Assange’s legal representative in the U.S., Barry Pollock, told The Intercept he is still working to clarify the WikiLeaks founder’s legal status by asking the DOJ to respond officially. “I hope it will soon,” he wrote in an email. “Mr. Assange welcomes President Obama’s decision to commute Chelsea Manning’s sentence. … Likewise, publishers of truthful information serve the public interest, promote democracy, and should not be prosecuted.”
In response to questions from The Intercept about charges against Assange, Department of Justice National Security Spokesperson Marc Raimondi declined to comment, but pointed to public statements made by former Attorney General Eric Holder in 2010. Holder has said the DOJ launched an “active, ongoing criminal investigation” on December 29, 2010, which the Eastern District of Virginia U.S. attorney’s office maintained was still ongoing in March of 2013.
The Electronic Privacy Information Center has been fighting the Justice Department to release files relating to its surveillance of Wikileaks supporters in an ongoing Freedom of Information Act lawsuit. While the legal advocacy organization hasn’t secured any new documents, the FBI said an investigation was still ongoing as recently as March of 2015.
Though never confirmed, there are hints of a sealed indictment against Assange. In 2012, Wikileaks published a leaked email sent by a top official working at private intelligence contractor Stratfor indicating he had seen a sealed indictment. A spokesperson for Stratfor told The Intercept the firm doesn’t have any further comment on the leaked emails at this time.
Michael Ratner, Assange’s former attorney, who is now deceased, told the Huffington Post in June 2013 it was “more likely than not” that the Department of Justice had prepared a secret indictment.
“U.S. officials in the Bradley Manning pre-trial proceedings admitted that the target of the DOJ grand jury is seven civilians, including the founders and managers of WikiLeaks,” Assange told the Huffington Post.
However, not everyone is so sure. “It’s very unlikely he’s under indictment,” Matthew Miller, a former Department of Justice spokesperson told The Intercept during a phone interview.
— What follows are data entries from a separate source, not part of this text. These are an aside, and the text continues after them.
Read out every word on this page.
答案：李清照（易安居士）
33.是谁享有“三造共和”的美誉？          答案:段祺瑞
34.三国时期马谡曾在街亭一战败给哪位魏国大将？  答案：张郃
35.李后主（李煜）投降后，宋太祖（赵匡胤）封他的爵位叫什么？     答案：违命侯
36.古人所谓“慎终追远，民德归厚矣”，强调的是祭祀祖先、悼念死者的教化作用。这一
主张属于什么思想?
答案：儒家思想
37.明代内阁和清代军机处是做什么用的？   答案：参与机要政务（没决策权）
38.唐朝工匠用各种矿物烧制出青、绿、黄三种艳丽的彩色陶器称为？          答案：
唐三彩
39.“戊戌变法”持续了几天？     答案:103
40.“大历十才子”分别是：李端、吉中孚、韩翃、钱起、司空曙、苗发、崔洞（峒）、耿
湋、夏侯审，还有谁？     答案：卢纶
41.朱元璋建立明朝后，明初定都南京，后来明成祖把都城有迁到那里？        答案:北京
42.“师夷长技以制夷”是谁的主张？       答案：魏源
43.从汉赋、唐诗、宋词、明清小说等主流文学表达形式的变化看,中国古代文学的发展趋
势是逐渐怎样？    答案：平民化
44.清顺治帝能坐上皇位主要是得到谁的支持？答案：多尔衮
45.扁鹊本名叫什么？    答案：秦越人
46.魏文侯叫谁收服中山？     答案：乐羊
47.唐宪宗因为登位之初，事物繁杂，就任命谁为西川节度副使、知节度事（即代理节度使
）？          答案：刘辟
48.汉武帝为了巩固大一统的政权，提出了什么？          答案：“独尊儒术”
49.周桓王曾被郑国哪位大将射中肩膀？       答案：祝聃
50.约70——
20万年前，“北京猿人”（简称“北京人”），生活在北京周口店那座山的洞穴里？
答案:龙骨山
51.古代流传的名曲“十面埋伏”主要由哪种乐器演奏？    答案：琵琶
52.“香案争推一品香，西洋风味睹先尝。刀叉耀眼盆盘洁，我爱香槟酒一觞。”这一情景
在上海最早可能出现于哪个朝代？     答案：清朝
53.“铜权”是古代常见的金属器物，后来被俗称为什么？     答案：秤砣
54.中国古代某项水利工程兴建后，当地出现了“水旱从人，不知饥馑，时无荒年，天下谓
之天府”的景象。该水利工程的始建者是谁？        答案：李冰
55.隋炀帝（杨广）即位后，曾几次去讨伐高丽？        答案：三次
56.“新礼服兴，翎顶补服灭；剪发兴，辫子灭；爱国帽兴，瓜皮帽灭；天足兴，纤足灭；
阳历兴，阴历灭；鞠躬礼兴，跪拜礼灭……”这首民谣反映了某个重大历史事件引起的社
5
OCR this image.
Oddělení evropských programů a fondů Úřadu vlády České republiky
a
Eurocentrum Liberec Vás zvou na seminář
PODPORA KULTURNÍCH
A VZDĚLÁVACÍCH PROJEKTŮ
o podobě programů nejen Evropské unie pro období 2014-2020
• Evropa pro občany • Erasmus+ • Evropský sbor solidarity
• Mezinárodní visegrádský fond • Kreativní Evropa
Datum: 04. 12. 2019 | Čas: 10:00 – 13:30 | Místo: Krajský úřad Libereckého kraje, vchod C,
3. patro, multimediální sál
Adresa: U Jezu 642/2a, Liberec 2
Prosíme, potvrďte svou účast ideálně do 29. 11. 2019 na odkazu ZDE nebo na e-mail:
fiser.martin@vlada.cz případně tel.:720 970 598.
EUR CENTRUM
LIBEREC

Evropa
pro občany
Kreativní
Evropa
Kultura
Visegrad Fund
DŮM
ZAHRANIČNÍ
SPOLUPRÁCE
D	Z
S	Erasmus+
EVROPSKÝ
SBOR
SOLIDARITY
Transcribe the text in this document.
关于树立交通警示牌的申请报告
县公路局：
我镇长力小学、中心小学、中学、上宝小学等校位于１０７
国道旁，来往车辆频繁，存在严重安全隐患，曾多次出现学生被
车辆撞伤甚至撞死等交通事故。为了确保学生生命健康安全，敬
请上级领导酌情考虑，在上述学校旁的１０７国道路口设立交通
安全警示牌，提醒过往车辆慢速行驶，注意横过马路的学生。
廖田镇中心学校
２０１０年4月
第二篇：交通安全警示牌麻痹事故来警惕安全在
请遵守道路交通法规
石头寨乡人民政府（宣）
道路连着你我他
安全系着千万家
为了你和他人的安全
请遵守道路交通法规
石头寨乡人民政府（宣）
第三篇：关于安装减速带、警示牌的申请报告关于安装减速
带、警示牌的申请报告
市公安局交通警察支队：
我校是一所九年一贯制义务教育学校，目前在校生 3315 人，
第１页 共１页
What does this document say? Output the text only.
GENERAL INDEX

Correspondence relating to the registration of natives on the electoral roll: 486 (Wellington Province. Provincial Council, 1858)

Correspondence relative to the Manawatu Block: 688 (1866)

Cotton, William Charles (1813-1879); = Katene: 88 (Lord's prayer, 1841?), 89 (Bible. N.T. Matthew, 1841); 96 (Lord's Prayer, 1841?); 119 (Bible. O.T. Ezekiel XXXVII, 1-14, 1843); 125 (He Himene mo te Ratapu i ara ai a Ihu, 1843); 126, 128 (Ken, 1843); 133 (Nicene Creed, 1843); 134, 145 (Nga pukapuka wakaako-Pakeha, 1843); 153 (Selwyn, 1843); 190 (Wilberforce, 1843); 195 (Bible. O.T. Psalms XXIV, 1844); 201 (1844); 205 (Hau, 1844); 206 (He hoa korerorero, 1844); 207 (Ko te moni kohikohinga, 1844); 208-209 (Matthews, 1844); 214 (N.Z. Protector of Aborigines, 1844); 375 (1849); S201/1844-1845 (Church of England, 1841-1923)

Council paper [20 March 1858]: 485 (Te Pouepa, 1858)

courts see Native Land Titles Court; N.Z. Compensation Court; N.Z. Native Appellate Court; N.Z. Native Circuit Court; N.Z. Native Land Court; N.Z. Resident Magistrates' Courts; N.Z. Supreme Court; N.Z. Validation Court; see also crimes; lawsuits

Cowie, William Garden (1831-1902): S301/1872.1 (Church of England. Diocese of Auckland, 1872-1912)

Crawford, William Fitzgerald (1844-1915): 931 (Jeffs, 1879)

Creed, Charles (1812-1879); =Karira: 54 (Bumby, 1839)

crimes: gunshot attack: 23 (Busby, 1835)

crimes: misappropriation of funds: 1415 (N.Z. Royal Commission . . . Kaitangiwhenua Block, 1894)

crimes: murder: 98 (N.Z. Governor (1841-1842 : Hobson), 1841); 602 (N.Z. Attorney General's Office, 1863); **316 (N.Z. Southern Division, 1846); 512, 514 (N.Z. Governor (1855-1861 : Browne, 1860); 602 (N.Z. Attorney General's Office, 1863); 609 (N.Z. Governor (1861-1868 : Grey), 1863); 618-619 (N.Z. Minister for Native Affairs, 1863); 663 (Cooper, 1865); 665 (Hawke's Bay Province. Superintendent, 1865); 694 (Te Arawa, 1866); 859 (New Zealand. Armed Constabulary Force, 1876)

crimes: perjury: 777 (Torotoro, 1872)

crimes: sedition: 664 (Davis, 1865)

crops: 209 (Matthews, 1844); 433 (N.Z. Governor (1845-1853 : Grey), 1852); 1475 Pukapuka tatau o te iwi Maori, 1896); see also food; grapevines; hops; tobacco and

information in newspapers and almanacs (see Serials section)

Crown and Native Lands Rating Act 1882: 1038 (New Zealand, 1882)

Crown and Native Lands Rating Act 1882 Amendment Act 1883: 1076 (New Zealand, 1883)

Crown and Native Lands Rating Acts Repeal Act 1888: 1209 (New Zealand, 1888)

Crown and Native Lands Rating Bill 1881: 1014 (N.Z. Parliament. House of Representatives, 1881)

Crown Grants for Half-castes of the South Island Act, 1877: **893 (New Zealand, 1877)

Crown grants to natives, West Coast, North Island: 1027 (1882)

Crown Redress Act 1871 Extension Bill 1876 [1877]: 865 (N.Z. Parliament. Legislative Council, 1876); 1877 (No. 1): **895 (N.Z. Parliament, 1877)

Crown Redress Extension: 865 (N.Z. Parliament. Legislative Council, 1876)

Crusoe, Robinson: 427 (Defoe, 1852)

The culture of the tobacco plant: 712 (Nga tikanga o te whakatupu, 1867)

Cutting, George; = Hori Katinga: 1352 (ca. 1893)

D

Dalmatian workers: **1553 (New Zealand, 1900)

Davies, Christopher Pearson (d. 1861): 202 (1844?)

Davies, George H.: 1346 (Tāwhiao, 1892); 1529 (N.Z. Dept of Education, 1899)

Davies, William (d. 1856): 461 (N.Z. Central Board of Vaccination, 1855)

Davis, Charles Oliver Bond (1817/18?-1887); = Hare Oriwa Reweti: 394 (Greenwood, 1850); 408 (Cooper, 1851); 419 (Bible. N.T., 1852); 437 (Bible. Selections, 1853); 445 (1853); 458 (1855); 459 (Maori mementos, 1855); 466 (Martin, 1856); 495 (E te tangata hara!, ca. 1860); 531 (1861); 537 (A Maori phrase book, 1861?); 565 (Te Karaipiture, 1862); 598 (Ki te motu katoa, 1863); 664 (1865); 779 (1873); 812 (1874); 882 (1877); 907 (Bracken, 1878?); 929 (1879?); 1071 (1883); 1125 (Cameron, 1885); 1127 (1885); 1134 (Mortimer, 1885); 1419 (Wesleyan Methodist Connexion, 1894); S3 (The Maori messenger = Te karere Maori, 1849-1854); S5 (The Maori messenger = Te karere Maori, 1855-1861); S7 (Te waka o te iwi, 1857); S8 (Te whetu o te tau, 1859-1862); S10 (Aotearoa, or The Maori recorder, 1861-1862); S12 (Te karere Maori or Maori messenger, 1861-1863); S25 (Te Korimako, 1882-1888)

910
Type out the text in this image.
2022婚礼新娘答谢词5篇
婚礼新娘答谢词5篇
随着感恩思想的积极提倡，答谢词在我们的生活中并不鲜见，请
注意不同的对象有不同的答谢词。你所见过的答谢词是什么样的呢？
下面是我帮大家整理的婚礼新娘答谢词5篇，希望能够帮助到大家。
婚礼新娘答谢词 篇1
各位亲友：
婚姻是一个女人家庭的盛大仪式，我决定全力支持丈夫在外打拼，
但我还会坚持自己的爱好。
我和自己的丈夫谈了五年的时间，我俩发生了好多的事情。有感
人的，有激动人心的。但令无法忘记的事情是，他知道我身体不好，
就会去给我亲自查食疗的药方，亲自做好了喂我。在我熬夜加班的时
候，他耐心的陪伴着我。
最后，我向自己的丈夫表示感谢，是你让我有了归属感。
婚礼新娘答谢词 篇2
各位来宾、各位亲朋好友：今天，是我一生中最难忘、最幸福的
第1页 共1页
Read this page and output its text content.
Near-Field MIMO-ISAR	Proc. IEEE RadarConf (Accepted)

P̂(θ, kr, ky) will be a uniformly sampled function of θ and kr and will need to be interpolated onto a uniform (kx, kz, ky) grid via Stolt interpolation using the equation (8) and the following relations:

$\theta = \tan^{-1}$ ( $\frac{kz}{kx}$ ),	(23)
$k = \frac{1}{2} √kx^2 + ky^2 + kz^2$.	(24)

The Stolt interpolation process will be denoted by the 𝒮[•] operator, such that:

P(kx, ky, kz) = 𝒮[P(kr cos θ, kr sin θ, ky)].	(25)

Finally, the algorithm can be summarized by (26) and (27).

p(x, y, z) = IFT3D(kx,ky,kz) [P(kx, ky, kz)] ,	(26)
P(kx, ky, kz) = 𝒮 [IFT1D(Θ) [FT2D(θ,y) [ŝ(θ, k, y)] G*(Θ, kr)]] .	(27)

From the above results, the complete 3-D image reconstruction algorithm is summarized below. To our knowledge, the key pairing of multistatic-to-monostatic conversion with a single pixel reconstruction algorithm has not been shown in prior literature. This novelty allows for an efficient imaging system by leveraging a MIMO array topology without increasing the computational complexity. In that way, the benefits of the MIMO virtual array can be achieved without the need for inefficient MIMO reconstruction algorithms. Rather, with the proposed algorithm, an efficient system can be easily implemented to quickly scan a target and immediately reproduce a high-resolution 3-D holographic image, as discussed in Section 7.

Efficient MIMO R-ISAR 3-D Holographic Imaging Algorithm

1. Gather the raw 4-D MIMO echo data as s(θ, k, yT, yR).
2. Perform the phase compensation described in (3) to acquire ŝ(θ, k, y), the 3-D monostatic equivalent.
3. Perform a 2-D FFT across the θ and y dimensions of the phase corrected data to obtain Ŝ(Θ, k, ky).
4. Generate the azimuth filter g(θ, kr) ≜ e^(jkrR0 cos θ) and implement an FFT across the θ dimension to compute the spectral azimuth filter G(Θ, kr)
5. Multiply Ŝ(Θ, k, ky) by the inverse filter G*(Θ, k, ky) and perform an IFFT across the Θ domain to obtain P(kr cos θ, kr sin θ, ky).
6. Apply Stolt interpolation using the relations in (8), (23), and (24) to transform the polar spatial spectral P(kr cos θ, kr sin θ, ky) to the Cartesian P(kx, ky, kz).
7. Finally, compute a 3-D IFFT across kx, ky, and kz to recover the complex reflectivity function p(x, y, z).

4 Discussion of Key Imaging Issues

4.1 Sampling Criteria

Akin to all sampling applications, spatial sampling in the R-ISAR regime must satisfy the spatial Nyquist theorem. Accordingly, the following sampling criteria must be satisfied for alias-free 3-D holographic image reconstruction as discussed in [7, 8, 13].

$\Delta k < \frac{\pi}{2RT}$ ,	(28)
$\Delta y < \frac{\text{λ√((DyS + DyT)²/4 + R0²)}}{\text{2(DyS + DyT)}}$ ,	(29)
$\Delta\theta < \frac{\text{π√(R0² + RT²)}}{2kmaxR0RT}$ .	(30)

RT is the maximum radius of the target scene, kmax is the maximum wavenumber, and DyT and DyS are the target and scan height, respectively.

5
Miller, currently a partner at Vianovo, a strategic advisory firm, was a spokesperson for Eric Holder during the time of the Manning prosecution and Assange investigation.
“There’s a reading of the Espionage Act that might lend itself to supporting that type of charge — possessing classified information. But that would be such an aggressive interpretation of the law that could set all kinds of terrible precedents, like on what the media can do,” he said. “It would likely be held unconstitutional as a clear violation of the First Amendment.”
Miller said the only way he could imagine a charge sticking would be if Assange had helped Manning take the documents. There’s no public evidence that’s the case; Manning has always said she downloaded everything herself and transferred it all to Assange later.
Instead, Miller said he feels Assange is using the United States as a “bogeyman” — or as an excuse to avoid facing sexual assault charges in Sweden. His case is more sympathetic if he is in danger of a criminal charge in the U.S. for publishing classified documents, as many other media outlets have also done. “He should go face the prosecutors” in Sweden, Miller said.
Assange insists he’s fighting back against the Obama administration’s poor record on whistleblower protection. “Journalists, publishers, and their sources serve the public interest and promote democracy by distributing authentic information on key matters such as human rights abuses, and illegal acts by government officials,” Assange wrote in a statement. “In order for democracy and law of rule to thrive, the Government should immediately end its war on whistleblowers and publishers, such as Wikileaks and myself.”